Of course it is pretty meaningless to say simply that the anti-human atrocities referred to “have nothing to do with Islam”. There is “something” to do with Islam. But there is “nothing” to do with the billions of people who want nothing to do with this extreme ideology that we in English) have unfortunately given the name “Islamism”. The link to Islam is inevitable and thus a link to (all) Muslims whenever the word is used – which it is all the time, because it’s easy and we don’t have another useful label. Certainly it’s an ideology, and certainly it has (or at least it certainly claims) its basis in Islam; how else could it pretend to legitimacy?
The writer is right in saying that we (it’s not just this “generation of Britons”: if only it were that simple!)”lack the vocabulary …. to properly articulate the nature of this threat [we] so fear”. Let us try to avoid unhelpful language and construct a way of using the “conceptual tools” that we have, that will help us to “understand” the phenomenon, come to terms with it and then, possibly, get to grips with it.
There is no quick fix.
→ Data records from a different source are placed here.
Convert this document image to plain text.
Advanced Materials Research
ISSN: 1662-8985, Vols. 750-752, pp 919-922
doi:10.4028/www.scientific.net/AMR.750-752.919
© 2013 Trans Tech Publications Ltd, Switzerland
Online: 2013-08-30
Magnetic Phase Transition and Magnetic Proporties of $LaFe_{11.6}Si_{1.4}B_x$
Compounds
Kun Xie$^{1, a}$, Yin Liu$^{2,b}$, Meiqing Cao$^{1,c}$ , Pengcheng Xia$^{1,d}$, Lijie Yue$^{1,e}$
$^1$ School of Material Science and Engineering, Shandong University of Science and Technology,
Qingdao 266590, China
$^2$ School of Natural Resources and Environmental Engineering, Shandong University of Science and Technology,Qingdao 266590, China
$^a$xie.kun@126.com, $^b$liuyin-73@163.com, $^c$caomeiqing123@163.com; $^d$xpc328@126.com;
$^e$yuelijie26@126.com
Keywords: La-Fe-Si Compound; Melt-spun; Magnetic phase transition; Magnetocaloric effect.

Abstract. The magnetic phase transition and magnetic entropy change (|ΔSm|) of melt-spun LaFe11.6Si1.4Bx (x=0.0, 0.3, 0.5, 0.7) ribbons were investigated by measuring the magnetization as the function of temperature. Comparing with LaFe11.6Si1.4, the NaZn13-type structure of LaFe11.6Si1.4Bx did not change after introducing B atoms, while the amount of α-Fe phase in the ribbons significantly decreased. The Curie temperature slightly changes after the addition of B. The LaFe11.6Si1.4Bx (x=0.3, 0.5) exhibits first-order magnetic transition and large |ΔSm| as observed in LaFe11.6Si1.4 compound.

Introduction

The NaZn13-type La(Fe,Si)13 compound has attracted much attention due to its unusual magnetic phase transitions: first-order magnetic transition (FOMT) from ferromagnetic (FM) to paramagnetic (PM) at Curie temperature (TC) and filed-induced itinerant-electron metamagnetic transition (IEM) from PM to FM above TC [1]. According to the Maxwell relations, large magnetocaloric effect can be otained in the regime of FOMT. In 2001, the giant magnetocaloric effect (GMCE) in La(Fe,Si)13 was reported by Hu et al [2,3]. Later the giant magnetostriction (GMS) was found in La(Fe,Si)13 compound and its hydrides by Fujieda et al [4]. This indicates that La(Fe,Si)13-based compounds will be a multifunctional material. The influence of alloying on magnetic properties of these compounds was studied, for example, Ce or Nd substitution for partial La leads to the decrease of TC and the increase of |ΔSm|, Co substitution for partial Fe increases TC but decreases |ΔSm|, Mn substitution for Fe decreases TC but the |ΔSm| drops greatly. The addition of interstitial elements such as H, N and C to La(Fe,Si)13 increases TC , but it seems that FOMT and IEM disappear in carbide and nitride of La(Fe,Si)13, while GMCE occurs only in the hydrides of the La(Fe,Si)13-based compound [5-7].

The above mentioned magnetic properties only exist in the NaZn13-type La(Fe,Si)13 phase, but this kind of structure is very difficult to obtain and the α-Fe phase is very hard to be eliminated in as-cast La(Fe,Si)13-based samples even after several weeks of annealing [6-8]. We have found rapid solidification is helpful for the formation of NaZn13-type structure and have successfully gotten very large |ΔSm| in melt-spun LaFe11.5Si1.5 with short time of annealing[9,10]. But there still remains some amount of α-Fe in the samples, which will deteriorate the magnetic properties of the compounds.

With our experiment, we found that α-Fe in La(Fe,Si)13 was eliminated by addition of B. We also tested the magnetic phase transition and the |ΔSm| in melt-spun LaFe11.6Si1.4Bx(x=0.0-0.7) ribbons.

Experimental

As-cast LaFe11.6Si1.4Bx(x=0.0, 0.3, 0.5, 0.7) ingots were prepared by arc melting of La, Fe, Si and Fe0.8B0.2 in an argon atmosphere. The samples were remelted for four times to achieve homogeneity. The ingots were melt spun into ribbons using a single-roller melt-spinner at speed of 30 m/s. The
It could take years and years to get through this (and as to “defeating” it, well….) – there are plenty of historical examples of the long-persisting strength of doleful ideologies and their devastating and cruel effects on humanity forced to suffer their arrogance.
Michael Buckland says
Let’s get rid of the expression.’Islamic Phobia’.
Human Rights should be the first priority regardless of religious affiliation.